The protests, which could take place at any point in the next few months, propose to “shut down” Hong Kong with a sit-in, if demands are not met that Hong Kong be allowed to choose candidates for election. But any demonstrators trying to block traffic or commuters will face stiff opposition from security forces who have been training in anti-protest tactics.
And contrary to Barclays’ gloomy prognosis, many real estate analysts have recently turned bullish on Hong Kong’s property sector and raised forecasts for the market.
Barclay’s comments were derided by many Hong Kongers, and overall fears about pro-democracy protests were dismissed by analysts at other institutions. “Historically civil rights movements in Hong Kong have brought insignificant impact to the financial market,” Fan Cheuk Wan, chief investment officer for Asia Pacific at Credit Suisse Private Banking and Wealth Management, told The Wall Street Journal.
The analysts who wrote the HSBC and Barclays reports “live with their heads in the clouds,” Francis Lun, the chief executive of brokerage Geo Securities said today on Hong Kong morning radio. “The one thing you can do with these reports is ignore them completely.”
The British banks’ gloomy view of Occupy hews closely to Beijing’s. The Occupy Central movement could “bring the Hong Kong economy into chaos,” China’s ambassador to Britain wrote in a July 8 op-ed in the Financial Times. China’s censors have also scrubbed information Hong Kong’s democracy movement from the internet on the mainland, and Beijing is believed to be behind a hacking attempt on an Occupy Central online poll that Chinese state media deemed “illegal” and “farcical.”
And HSBC and Barclays have plenty of reasons to try to stay on the good side of their mainland customers. British banks have the largest amount of loans outstanding to Chinese companies of any foreign banks after Hong Kong’s, some $193 billion.

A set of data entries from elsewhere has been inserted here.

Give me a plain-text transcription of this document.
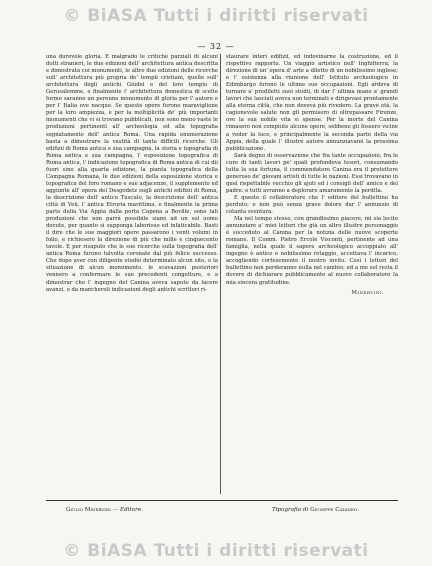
© BiASA Tutti i diritti riservati
— 32 —

una durevole gloria. E malgrado le critiche parziali di alcuni dotti stranieri, le due edizioni dell' architettura antica descritta e dimostrata coi monumenti, le altre due edizioni delle ricerche sull' architettura più propria de' tempii cristiani, quelle sull' architettura degli antichi Giudei e del loro tempio di Gerusalemme, e finalmente l' architettura domestica di scelte forme saranno un perenne monumento di gloria per l' autore e per l' Italia ove nacque. Se queste opere furono maraviglione per la loro ampiezza, e per la moltiplicità de' più importanti monumenti che vi si trovano pubblicati, non sono meno vaste le produzioni pertinenti all' archeologia ed alla topografia segnatamente dell' antica Roma. Una rapida enumerazione basta a dimostrare la vastità di tante difficili ricerche. Gli edifizii di Roma antica e sua campagna, la storia e topografia di Roma antica e sua campagna, l' esposizione topografica di Roma antica, l' indicazione topografica di Roma antica di cui dii fuori sino alla quarta edizione, la pianta topografica della Campagna Romana, le due edizioni della esposizione storica e topografica del foro romano e sue adjacenze, il supplemento ed aggiunte all' opera del Desgodetz sugli antichi edifizii di Roma, la descrizione dell' antico Tusculo, la descrizione dell' antica città di Veii, l' antica Etruria marittima, e finalmente la prima parte della Via Appia dalla porta Capena a Boville, sono tali produzioni che non parrà possibile siano ad un sol uomo dovute, per quanto si supponga laborioso ed infaticabile. Basti il dire che le sue maggiori opere passarono i venti volumi in folio, e richiesero la direzione di più che mille e cinquecento tavole. E per risaputo che le sue ricerche sulla topografia dell' antica Roma furono talvolta coronate dal più felice successo. Che dopo aver con diligente studio determinato alcun sito, o la situazione di alcun monumento, le scavazioni posteriori vennero a confermare le sue precedenti congetture, e a dimostrar che l' ingegno del Canina aveva saputo da lacere avanzi, o da mancheroli indicazioni degli antichi scrittori ri-

staurare interi edifizii, ed indovinarne la costruzione, ed il rispettivo rapporto. Un viaggio artistico nell' Inghilterra; la direzione di un' opera d' arte a diletto di un nobilissimo inglese; e l' esistenza alla riunione dell' Istituto archeologico in Edimburgo furono le ultime sue occupazioni. Egli ardeva di tornare a' prediletti suoi studii, di dar l' ultima mano a' grandi lavori che lasciati aveva non terminati e dirigevasi prontamente alla eterna città, che non doveva più rivedere. La grave età, la cagionevole salute non gli permisero di oltrepassare Firenze, ove la sua nobile vita si spense. Per la morte del Canina rimasero non compiute alcune opere, sebbene gli fossero vicine a veder la luce, e principalmente la seconda parte della via Appia, della quale l' illustre autore annunziavami la prossima pubblicazione.

Sarà degno di osservazione che fra tante occupazioni, fra le cure di tanti lavori pe' quali profondeva tesori, consumando tutta la sua fortuna, il commendatore Canina era il protettore generoso de' giovani artisti di tutte le nazioni. Essi trovavano in quel rispettabile vecchio gli ajuti ed i consigli dell' amico e del padre: e tutti avranno a deplorare amaramente la perdita.

E questo il collaboratore che l' editore del bullettino ha perduto; e non può senza grave dolore dar l' annunzio di cotanta sventura.

Ma nel tempo stesso, con grandissimo piacere, mi sia lecito annunziare a' miei lettori che già un altro illustre personaggio è succeduto al Canina per la notizia delle nuove scoperte romane. Il Comm. Pietro Ercole Visconti, pertinente ad una famiglia, nella quale il sapere archeologico accoppiato all' ingegno è antico e nobilissimo retaggio, accettava l' incarico, accogliendo cortesemente il nostro invito. Così i lettori del bullettino non perderanno nulla nel cambio; ed a me sol resta il dovere di dichiarare pubblicamente al nuovo collaboratore la mia sincera gratitudine.

Minervini.
Giulio Minervini — Editore.	Tipografia di Giuseppe Cataneo.
© BiASA Tutti i diritti riservati
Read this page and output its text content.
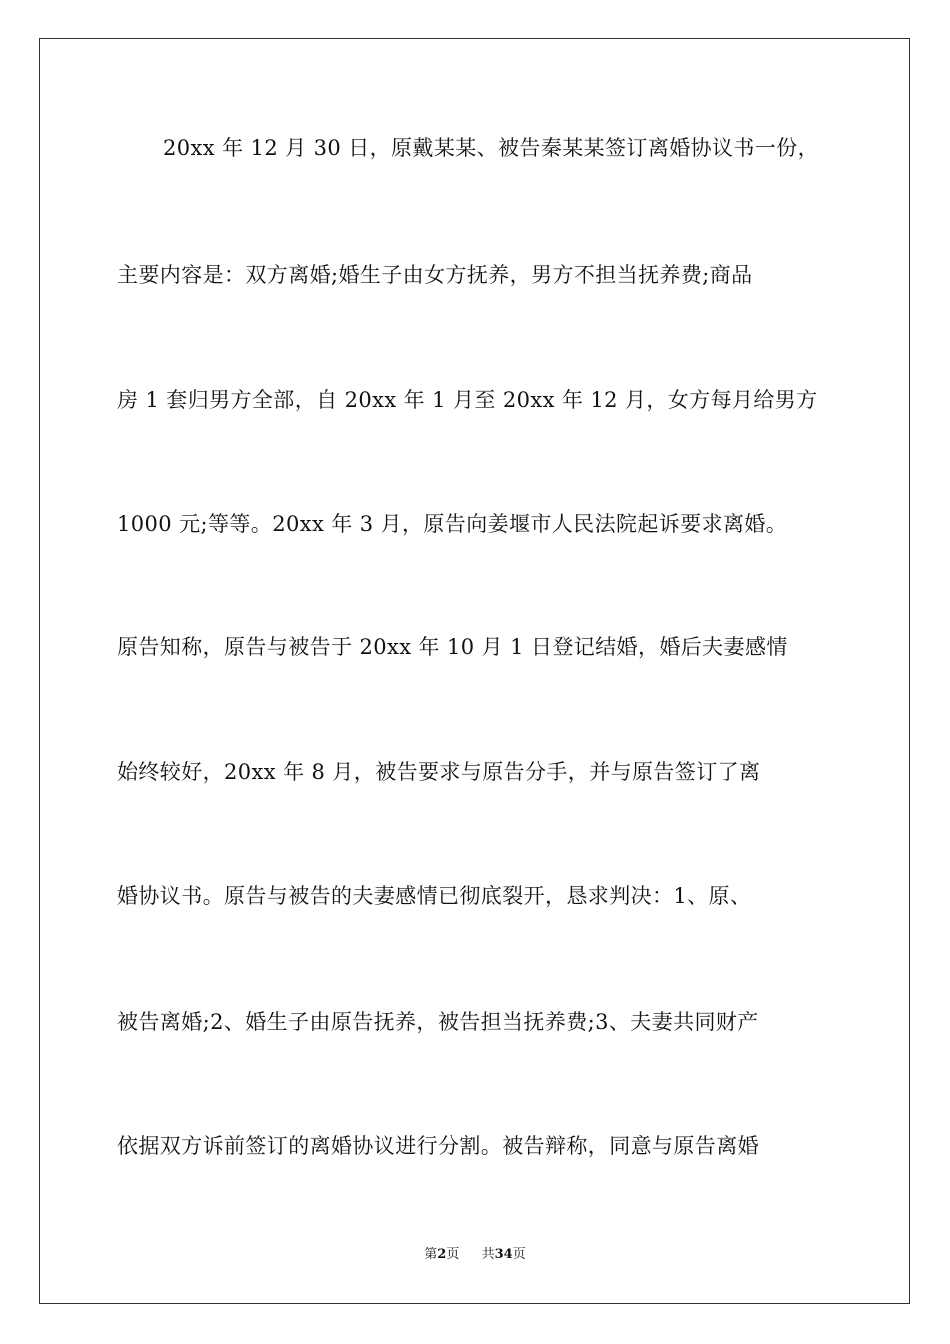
20xx 年 12 月 30 日，原戴某某、被告秦某某签订离婚协议书一份，
主要内容是：双方离婚;婚生子由女方抚养，男方不担当抚养费;商品
房 1 套归男方全部，自 20xx 年 1 月至 20xx 年 12 月，女方每月给男方
1000 元;等等。20xx 年 3 月，原告向姜堰市人民法院起诉要求离婚。
原告知称，原告与被告于 20xx 年 10 月 1 日登记结婚，婚后夫妻感情
始终较好，20xx 年 8 月，被告要求与原告分手，并与原告签订了离
婚协议书。原告与被告的夫妻感情已彻底裂开，恳求判决：1、原、
被告离婚;2、婚生子由原告抚养，被告担当抚养费;3、夫妻共同财产
依据双方诉前签订的离婚协议进行分割。被告辩称，同意与原告离婚
第2页 共34页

HSBC and Standard Chartered have pulled millions of dollars in advertising from Apple Daily, a Hong Kong newspaper that has been critical of Beijing and extensively covered the pro-democracy movement. The banks were told to pull their advertising by the Chinese government, an executive from the paper’s owner, Next Media, told The Wall Street Journal. The banks say they pulled advertising because of “commercial considerations.”
Neither HSBC or Barclays had any comment beyond the reports they issued.